WSU is No. 2 in the country defensively on third-down conversion at .25 percent, behind only Michigan, which leads the nation at .247 percent. The Cougs have defeated ranked teams this year in USC (then No. 5), Boise State (No. 25), Stanford (No. 18) and possibly No. 15 UW in the Apple Cup. Championship teams are usually led by an outstanding defense and WSU has an elite defensive unit; hence the success.
Q: What effect can a truly exceptional player, an impact player — this season, Hercules Mata'afa — have on a defensive unit? Was there a standout player who had a comparable impact on either of the Cougars teams you played on?

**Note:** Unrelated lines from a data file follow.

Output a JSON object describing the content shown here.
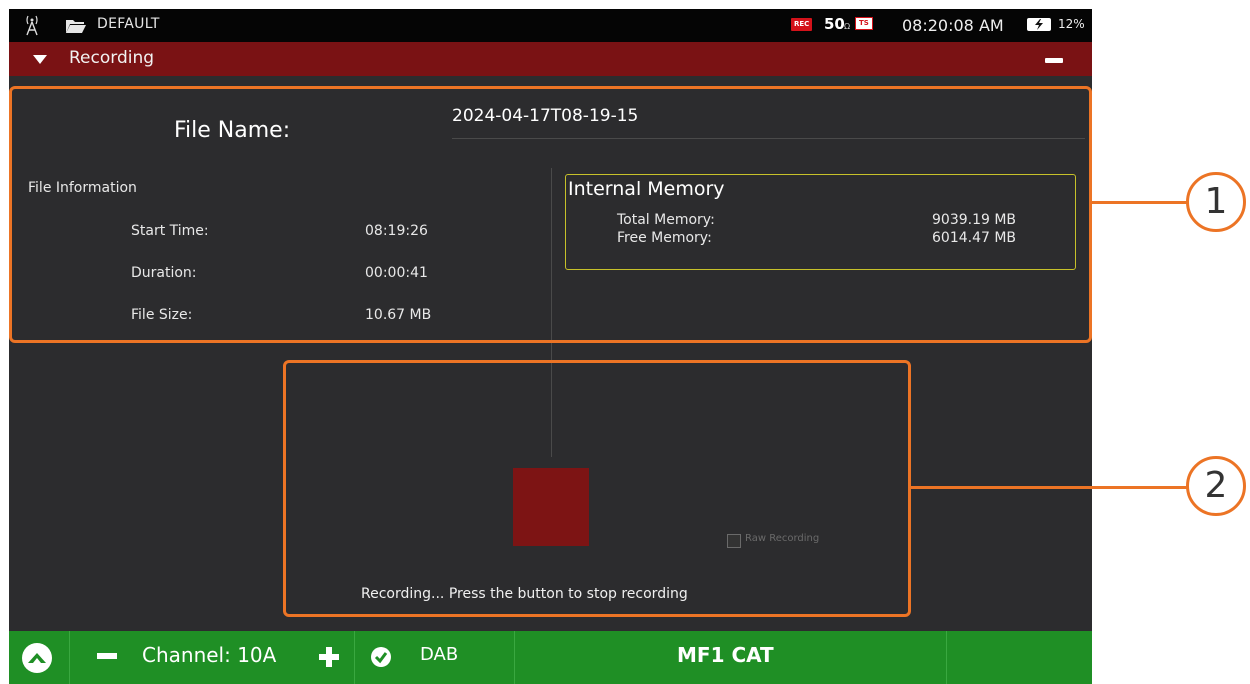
{
  "status_bar": {
    "profile": "DEFAULT",
    "rec_badge": "REC",
    "frame_rate": "50",
    "frame_rate_suffix": "Ω",
    "ts_badge": "TS",
    "time": "08:20:08 AM",
    "battery_percent": "12%"
  },
  "panel": {
    "title": "Recording"
  },
  "file": {
    "name_label": "File Name:",
    "name_value": "2024-04-17T08-19-15"
  },
  "file_info": {
    "title": "File Information",
    "rows": [
      {
        "label": "Start Time:",
        "value": "08:19:26"
      },
      {
        "label": "Duration:",
        "value": "00:00:41"
      },
      {
        "label": "File Size:",
        "value": "10.67 MB"
      }
    ]
  },
  "memory": {
    "title": "Internal Memory",
    "rows": [
      {
        "label": "Total Memory:",
        "value": "9039.19 MB"
      },
      {
        "label": "Free Memory:",
        "value": "6014.47 MB"
      }
    ]
  },
  "controls": {
    "raw_recording_label": "Raw Recording",
    "raw_recording_checked": false,
    "status_message": "Recording... Press the button to stop recording"
  },
  "bottom_bar": {
    "channel": "Channel: 10A",
    "standard": "DAB",
    "measure_profile": "MF1 CAT"
  },
  "callouts": [
    "1",
    "2"
  ],
  "colors": {
    "title_bar": "#7a1214",
    "panel_bg": "#2c2c2e",
    "stop_button": "#7d1414",
    "memory_box_border": "#c7c12a",
    "callout": "#ec7425",
    "bottom_bar": "#1f8f25"
  }
}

A: Hercules Mata'afa is a semifinalist for the Walter Camp Foundation Player of the year award. He will be the Pac-12 Defensive Player of the Year, with 9.5 sacks (No. 3 in the Pac-12, No. 9 in the nation) and 21.5 tackles for loss, No. 1 in Pac-12 and third in the nation) with a regular-season game to go. Mata'afa has recorded multiple tackles for loss in eight out of the 11 games he has played in 2017.
Back in 1981, we led the nation in pass defense. WSU only gave up 114 yards a game that season and forced 22 turnovers overall. We had a great team that played very well together with no superstars, just a bunch of dudes that played well together as a unit.
Also, Paul Sorensen reflects on the second of his his two Apple Cup experiences in 1981: "It was vicious, hard-hitting, very intense and exceptionally loud."